Projeto Redes: enfrentamento à violência contra a mulher ganha reforço em Aracaju
Cotidiano 14/02/2017 15h29 - Atualizado em 14/02/2017 16h07

Promover a articulação de áreas como saúde, inclusão social, segurança e educação para desenvolver um trabalho intersetorial que mobilize e integre ações com o foco na redução de danos sociais. Essa é a finalidade do projeto Redes, ferramenta elaborada pelo Ministério da Justiça (MJ), juntamente com o Ministério da Saúde, Estados e Municípios, que teve sua agenda do 3º ciclo de ações em Aracaju lançada na manhã desta terça-feira (14). 
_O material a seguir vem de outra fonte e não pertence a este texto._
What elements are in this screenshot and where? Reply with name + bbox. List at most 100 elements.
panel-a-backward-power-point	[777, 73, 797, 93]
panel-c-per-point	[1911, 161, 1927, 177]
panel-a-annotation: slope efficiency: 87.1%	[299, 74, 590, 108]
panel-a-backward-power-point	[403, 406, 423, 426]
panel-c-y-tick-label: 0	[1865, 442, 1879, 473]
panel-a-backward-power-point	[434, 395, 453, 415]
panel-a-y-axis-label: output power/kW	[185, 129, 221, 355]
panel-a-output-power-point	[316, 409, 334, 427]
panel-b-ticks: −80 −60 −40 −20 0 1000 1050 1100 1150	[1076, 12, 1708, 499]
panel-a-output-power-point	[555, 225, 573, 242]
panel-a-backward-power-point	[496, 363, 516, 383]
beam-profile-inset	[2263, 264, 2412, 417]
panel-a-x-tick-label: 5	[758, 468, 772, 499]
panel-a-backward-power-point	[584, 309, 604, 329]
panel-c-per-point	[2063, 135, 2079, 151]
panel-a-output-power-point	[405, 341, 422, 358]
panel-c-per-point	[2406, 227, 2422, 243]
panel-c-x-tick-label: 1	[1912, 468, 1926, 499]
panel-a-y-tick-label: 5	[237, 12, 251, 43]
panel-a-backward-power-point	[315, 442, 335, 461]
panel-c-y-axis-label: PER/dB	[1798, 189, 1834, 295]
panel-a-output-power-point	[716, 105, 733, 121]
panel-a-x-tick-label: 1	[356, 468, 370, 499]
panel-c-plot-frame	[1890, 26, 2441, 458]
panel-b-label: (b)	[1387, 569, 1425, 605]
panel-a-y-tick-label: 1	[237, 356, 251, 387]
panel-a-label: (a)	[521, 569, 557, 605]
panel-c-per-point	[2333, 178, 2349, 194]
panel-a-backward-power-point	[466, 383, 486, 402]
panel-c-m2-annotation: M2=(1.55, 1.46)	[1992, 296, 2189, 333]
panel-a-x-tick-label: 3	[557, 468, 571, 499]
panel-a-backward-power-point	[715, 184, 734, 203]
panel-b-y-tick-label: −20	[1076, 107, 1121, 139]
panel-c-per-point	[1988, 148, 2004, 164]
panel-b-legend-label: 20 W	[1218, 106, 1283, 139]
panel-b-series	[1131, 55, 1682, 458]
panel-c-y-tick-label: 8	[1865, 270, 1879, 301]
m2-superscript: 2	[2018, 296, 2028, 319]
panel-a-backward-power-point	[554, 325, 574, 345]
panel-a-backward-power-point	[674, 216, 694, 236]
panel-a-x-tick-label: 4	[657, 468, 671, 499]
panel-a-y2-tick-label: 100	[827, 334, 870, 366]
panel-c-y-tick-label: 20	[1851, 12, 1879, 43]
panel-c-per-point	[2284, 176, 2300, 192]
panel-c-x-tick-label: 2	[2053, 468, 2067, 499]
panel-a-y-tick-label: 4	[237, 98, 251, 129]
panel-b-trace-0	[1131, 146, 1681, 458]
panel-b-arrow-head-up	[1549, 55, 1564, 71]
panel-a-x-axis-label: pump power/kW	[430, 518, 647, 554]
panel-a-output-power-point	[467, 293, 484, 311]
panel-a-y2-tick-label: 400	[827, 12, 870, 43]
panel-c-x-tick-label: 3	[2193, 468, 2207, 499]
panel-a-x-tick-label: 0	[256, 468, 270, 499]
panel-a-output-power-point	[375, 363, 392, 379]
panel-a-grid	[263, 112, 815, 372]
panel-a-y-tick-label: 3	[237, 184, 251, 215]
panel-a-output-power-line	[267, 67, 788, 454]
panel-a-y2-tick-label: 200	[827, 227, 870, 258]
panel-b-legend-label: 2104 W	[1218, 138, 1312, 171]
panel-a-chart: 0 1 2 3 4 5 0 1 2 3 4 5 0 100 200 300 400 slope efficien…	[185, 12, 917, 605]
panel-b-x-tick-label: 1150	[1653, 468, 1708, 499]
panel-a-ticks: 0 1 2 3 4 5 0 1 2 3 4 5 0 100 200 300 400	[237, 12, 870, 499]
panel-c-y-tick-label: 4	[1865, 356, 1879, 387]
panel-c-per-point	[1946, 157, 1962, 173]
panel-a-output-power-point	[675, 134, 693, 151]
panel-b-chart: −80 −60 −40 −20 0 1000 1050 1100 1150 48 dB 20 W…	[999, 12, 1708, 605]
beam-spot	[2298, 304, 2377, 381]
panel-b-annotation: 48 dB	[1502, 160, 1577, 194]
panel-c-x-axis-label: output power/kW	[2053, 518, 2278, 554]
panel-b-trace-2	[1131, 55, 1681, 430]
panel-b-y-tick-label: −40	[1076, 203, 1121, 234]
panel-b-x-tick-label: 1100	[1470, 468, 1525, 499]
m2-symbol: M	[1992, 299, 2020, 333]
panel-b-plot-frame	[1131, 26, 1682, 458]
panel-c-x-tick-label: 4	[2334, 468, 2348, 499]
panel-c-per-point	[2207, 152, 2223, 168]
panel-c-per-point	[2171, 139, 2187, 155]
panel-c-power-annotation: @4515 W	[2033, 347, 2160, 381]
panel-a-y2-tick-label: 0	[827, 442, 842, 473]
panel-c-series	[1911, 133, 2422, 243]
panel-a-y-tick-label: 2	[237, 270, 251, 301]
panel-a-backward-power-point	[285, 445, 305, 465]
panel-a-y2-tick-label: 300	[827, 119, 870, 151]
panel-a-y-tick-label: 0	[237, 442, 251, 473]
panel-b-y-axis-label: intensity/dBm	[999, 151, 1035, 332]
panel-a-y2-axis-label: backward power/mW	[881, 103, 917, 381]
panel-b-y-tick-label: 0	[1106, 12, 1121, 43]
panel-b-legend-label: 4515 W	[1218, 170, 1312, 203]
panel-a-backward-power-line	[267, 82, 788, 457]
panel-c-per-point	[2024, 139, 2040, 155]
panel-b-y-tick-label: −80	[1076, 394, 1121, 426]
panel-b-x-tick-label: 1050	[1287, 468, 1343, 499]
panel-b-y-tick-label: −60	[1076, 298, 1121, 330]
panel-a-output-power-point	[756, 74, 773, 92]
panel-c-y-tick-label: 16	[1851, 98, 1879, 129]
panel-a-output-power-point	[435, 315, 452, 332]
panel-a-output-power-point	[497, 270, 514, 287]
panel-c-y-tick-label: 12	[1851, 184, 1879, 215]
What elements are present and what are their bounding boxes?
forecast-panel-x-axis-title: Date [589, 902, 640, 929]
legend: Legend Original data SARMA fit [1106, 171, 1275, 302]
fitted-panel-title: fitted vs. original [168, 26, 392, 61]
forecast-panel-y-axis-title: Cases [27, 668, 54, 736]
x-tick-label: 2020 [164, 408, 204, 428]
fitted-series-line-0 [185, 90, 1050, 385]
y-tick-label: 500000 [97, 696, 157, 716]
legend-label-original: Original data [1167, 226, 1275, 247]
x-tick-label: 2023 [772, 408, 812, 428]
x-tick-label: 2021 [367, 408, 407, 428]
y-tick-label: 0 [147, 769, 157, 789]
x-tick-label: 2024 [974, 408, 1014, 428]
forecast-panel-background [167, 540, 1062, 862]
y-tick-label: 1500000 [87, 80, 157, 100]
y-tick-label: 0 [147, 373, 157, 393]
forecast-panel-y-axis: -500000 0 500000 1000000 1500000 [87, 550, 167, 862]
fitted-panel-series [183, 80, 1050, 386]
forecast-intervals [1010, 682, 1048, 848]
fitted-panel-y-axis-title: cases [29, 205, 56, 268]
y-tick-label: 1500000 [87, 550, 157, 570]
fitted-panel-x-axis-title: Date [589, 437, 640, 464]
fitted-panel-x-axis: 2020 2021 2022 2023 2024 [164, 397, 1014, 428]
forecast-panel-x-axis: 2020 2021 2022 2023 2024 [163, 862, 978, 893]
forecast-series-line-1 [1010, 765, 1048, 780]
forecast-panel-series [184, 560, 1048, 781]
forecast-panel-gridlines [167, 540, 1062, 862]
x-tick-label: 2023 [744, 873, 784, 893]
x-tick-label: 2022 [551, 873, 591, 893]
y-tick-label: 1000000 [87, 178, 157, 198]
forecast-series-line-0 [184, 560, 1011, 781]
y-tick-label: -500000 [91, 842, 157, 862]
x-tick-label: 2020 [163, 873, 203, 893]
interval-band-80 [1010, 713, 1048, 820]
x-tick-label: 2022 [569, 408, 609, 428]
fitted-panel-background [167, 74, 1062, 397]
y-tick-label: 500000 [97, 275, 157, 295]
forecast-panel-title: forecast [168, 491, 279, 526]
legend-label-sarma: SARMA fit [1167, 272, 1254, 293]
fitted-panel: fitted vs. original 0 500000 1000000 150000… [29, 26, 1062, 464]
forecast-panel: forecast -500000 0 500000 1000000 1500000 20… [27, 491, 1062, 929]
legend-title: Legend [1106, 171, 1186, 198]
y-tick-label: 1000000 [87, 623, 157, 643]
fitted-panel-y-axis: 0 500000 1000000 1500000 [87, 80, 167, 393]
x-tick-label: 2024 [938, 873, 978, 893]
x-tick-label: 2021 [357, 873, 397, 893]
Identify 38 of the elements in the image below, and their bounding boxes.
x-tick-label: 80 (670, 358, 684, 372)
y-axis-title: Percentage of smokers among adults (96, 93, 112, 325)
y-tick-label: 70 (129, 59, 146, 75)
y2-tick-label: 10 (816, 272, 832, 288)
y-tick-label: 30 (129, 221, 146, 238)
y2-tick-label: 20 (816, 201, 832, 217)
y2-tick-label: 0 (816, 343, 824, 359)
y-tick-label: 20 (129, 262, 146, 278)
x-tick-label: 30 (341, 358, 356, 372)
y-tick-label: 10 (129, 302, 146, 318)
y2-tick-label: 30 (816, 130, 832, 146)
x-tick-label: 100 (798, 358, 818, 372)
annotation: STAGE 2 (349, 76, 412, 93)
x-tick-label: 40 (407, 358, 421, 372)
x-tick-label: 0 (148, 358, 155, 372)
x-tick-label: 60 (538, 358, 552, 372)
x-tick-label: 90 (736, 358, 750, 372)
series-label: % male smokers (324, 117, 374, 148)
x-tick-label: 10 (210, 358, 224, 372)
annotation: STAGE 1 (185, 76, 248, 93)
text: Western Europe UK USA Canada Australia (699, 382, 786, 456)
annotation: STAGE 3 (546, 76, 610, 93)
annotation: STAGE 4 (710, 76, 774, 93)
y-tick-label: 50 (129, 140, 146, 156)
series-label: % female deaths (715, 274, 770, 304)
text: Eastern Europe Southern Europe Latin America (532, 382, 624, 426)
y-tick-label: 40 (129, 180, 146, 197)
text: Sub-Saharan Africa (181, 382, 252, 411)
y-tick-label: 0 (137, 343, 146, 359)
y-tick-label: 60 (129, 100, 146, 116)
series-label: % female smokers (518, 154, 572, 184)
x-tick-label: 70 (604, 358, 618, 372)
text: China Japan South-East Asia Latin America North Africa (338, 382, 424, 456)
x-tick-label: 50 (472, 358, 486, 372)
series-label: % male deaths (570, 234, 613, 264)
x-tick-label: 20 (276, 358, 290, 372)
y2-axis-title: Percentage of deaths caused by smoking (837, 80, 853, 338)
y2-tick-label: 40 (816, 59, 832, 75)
A apresentação ocorreu no auditório do Centro Administrativo Aloísio Campos e foi realizada pela Prefeitura de Aracaju, em parceria com o Ministério da Justiça, por meio da Secretaria Nacional de Políticas Sobre Drogas (Senad), e com apoio da Fundação Osvaldo Cruz (Fiocruz). Nesta nova fase, o projeto, que foi aderido pelo município em 2014, passa a agregar ações que atendam às demandas do Plano Nacional de Redução de Homicídios e Enfrentamento à Violência Contra a Mulher. 

De acordo com a diretora de Articulação e Projetos da Senad, Nara Santos, a partir de agora, o trabalho deve ser pensado em conjunto. “E será pensado, com a inserção dessa temática. Não que a violência contra a mulher já não surgisse nos nossos programas, elas surgem. Quando  você trabalha com uma população como a que a Senad trabalha, que vive em situação de grande vulnerabilidade social, a temática da violência, em especial da violência contra a mulher, ela surge, mas agora vamos aprimorar”, salientou.

Segundo Nara, para isso, é preciso aperfeiçoar a forma de abordagem e a qualidade do atendimento. “Devemos pensar a forma de encaminhamento, já que nós temos trabalhado na mobilização de redes intersetoriais. Por que não trabalhar nessa mobilização para pensar melhor atendimento, melhor acesso dessa mulher, vítima de violência, uma rede intersetorial de cuidados? Essa é a ideia”, pontuou a diretora acrescentando que para alcançar resultados positivos, o projeto necessita do envolvimento da sociedade. 

“Pensar uma rede integrada é algo um pouco mais complexo do que se imagina. A gente precisa desenvolver uma estratégia de promover o diálogo entre os serviços de um mesmo campo. Acho que pensar nele é um desafio. Como dialogam essas ações, que são do campo da Educação e da Assistência? Isso, essencialmente, eu acho que é um grande desafio que demanda bastante envolvimento, especialmente desses profissionais com o apoio da sociedade civil, sem dúvida”, destacou. 

Desafio

Para a vice-prefeita e secretária de Assistência Social e Cidadania, Eliane Aquino, o maior desafio do projeto, que passa a ser coordenado pela pasta gerida por ela é justamente a mobilização da sociedade civil. “Temos muitas vezes crianças que sofrem violência, casais em que as mulheres são violentadas e, muitas vezes, por se tratar de um ambiente familiar, ninguém se envolve. Nós precisamos que a sociedade se envolva, sim.  A responsabilidade deve ser compartilhada. Estamos vendo o índice de violência aumentar a cada dia no país. Hoje temos Aracaju como uma cidade que está entre  as três mais violentas do Brasil e nós precisamos diminuir esses índices. Como? Com trabalho, educação, assistência e toda uma rede de políticas públicas que precisam chegar a essas comunidades. É o que a gente quer”, assegurou. 

Eliane informou, ainda, que o projeto Redes promoverá uma articulação de todas as secretarias. “Trabalharemos com as Secretarias de Esportes, Educação, entre outras, além da Guarda Municipal. Vamos fortalecer essas temáticas, onde trabalharemos desde a criança, ao adolescente, a mulher, que é vítima, e todos os programas que são relacionados à violência. Nós estamos construindo o Plano Municipal de Enfrentamento à Violência, dentro do Plano Nacional e nós queremos fazer com que todas as ações do projeto Redes sejam parte deles. É uma grande somação para poder combater essa problemática com um todo”, ressaltou.